Ravi de l’intérêt que lui accorde Monsieur le Maire, Robert l’invite à prendre l’apéro le soir même, lui proposant de lui présenter sa collection historique d’armes de chasse. Ses petits yeux ne l’effraient nullement, Monsieur le Maire lui trouvant plutôt un air bien sympathique ; la nature ne l’a pas gâté, c’est tout. Il ne comprend pas les propos de Dominique, c’est bien la première fois que quelqu’un médit de son employé. Le soir venu, il répond bien sûr à l’invitation de Robert et toque à la porte que lui ouvre Madame.

-     Bonjour Madame Dupuis, bafouille-t-il, troublé par son regard azur.

-     Mon mari vous attend, venez, je vous conduis.

Sur ce dernier point, Dominique n’avait pas tort, Madame Dupuis est une très belle femme, voire un peu mystérieuse ; c’est la première fois qu’il la croise. Il se remémore alors le bavardage avec son ami, et tout à coup le doute s’installe, pourquoi ne sort-elle jamais, Robert le lui interdit-il de se promener seule, aurait-il peur qu’elle ne s’échappe ou qu’elle ne révèle le pot-aux-roses ?

Ils se serrent une poignée de mains, et Robert enquille fièrement :

-  Ma passion ! Ces petits instruments servaient à nos pères à fabriquer les cartouches, et voici d’anciens appeaux pour attirer les volailles. J’ai récupéré ces filets de mon grand-père, ils sont bien fatigués, mais je les garde, affaire de sentiment. Attendez, le grand vert n’est pas à sa place, je voulais justement vous le montrer, le seul en bon état.

Marie ! hurle-t-il à son épouse.

-     Oui, deux minutes.

-     Où est le grand filet, personne n’est venu ici ?

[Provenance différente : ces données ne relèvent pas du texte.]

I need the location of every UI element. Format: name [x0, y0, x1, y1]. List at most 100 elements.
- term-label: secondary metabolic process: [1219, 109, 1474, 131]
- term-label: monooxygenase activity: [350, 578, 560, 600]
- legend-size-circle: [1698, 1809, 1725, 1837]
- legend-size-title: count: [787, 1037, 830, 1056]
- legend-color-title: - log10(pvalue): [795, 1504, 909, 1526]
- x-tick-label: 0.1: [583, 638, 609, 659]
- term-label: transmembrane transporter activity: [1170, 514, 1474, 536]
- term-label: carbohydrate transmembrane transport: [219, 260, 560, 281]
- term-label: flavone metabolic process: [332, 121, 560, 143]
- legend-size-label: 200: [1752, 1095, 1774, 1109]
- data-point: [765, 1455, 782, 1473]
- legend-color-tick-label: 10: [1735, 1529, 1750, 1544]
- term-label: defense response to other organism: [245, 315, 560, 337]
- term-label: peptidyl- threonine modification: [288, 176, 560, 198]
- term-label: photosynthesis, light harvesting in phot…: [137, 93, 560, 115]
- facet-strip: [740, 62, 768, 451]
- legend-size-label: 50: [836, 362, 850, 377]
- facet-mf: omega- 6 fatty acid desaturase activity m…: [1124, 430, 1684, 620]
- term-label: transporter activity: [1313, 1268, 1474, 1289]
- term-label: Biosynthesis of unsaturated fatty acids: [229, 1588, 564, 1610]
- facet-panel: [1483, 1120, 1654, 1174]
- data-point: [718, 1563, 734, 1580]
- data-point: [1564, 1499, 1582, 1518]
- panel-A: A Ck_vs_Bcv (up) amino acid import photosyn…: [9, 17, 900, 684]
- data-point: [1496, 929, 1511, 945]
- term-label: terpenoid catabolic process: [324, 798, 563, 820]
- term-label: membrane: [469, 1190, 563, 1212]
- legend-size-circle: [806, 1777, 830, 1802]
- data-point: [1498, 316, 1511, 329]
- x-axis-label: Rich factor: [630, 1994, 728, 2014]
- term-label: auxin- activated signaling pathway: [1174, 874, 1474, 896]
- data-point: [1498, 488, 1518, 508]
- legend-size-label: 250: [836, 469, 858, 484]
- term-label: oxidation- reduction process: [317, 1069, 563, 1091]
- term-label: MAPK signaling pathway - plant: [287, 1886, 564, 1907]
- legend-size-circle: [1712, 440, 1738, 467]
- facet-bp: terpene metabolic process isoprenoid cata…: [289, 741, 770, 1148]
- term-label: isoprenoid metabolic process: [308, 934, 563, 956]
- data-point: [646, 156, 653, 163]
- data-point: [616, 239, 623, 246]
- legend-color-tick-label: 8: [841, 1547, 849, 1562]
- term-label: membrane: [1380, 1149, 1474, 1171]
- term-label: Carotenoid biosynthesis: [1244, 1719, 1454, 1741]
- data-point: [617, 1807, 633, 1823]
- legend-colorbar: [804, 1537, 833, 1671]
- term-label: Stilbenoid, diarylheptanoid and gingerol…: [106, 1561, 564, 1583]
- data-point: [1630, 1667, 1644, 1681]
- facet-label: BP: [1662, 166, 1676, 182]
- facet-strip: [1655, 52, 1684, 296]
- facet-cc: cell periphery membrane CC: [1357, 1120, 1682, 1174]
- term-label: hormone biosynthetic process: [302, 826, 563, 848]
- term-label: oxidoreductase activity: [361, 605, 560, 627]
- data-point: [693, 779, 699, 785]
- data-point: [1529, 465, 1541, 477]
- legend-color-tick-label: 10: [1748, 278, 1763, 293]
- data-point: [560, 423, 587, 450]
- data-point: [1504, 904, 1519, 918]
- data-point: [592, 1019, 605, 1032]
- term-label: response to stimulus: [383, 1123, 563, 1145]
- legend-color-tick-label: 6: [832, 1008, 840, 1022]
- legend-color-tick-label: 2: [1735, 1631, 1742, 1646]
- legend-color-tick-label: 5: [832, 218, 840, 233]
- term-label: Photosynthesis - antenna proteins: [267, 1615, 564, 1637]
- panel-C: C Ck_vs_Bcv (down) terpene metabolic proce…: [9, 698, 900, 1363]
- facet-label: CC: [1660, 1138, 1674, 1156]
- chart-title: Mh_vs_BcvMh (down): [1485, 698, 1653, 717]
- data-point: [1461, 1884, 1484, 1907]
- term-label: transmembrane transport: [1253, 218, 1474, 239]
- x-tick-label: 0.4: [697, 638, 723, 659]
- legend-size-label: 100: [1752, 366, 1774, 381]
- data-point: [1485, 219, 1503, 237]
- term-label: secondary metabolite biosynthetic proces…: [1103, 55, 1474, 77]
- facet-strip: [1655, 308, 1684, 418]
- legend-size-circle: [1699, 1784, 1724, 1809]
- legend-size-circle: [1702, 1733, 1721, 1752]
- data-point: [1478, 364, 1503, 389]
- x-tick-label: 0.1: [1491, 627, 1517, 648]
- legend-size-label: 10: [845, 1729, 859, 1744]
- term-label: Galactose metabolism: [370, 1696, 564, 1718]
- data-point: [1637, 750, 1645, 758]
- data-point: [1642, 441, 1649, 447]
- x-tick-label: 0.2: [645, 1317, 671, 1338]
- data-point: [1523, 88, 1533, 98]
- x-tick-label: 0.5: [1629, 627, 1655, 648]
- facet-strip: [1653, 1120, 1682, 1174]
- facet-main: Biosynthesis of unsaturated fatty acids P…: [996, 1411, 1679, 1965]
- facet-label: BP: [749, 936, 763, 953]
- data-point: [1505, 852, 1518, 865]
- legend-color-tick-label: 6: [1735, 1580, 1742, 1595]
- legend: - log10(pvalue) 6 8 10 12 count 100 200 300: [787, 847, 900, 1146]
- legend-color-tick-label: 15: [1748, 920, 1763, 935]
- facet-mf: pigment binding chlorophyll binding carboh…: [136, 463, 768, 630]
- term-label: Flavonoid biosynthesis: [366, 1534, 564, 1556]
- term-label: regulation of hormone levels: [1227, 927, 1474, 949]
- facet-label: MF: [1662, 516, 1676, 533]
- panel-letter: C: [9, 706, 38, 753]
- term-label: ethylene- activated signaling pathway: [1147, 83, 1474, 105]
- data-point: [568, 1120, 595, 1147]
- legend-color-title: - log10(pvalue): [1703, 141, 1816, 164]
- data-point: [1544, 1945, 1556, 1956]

-  Non, personne ne vient jamais, lui répond-t-elle, comme blasée. Venez donc vous rafraichir, Monsieur le Maire a certainement mieux à faire que de reluquer tes vieilleries.

Sur le retour, Monsieur le Maire s’interroge quant à la disparition des filets et pense, à regret, que Dominique pourrait bien avoir raison ; l’idiot pourrait être plus malin qu’il ne le parait. Honteux de sa mauvaise pensée envers cet homme un peu simple, il lui demande toutefois dès le lendemain de revoir ses trésors. Robert accepte avec plaisir, et l’attend en fin d’après-midi, après la sieste.

Cette fois, Madame le reçoit avec un grand sourire et lui présente Angel et Maurice. Les deux petits blondinets à peine âgés d’une dizaine d’années se ressemblent comme deux gouttes d’eau, mais n’ont rien, ni de leur père, ni de leur mère. Robert est un petit rouquin trapu et Madame une brune à la peau blanche. Il la regarde faire ses mimiques, n’osant lui poser de question, avant qu’elle ne lui annonce :

-   Ils sont sourds et muets de naissance, j’ai appris le langage des signes et je leur fais la classe.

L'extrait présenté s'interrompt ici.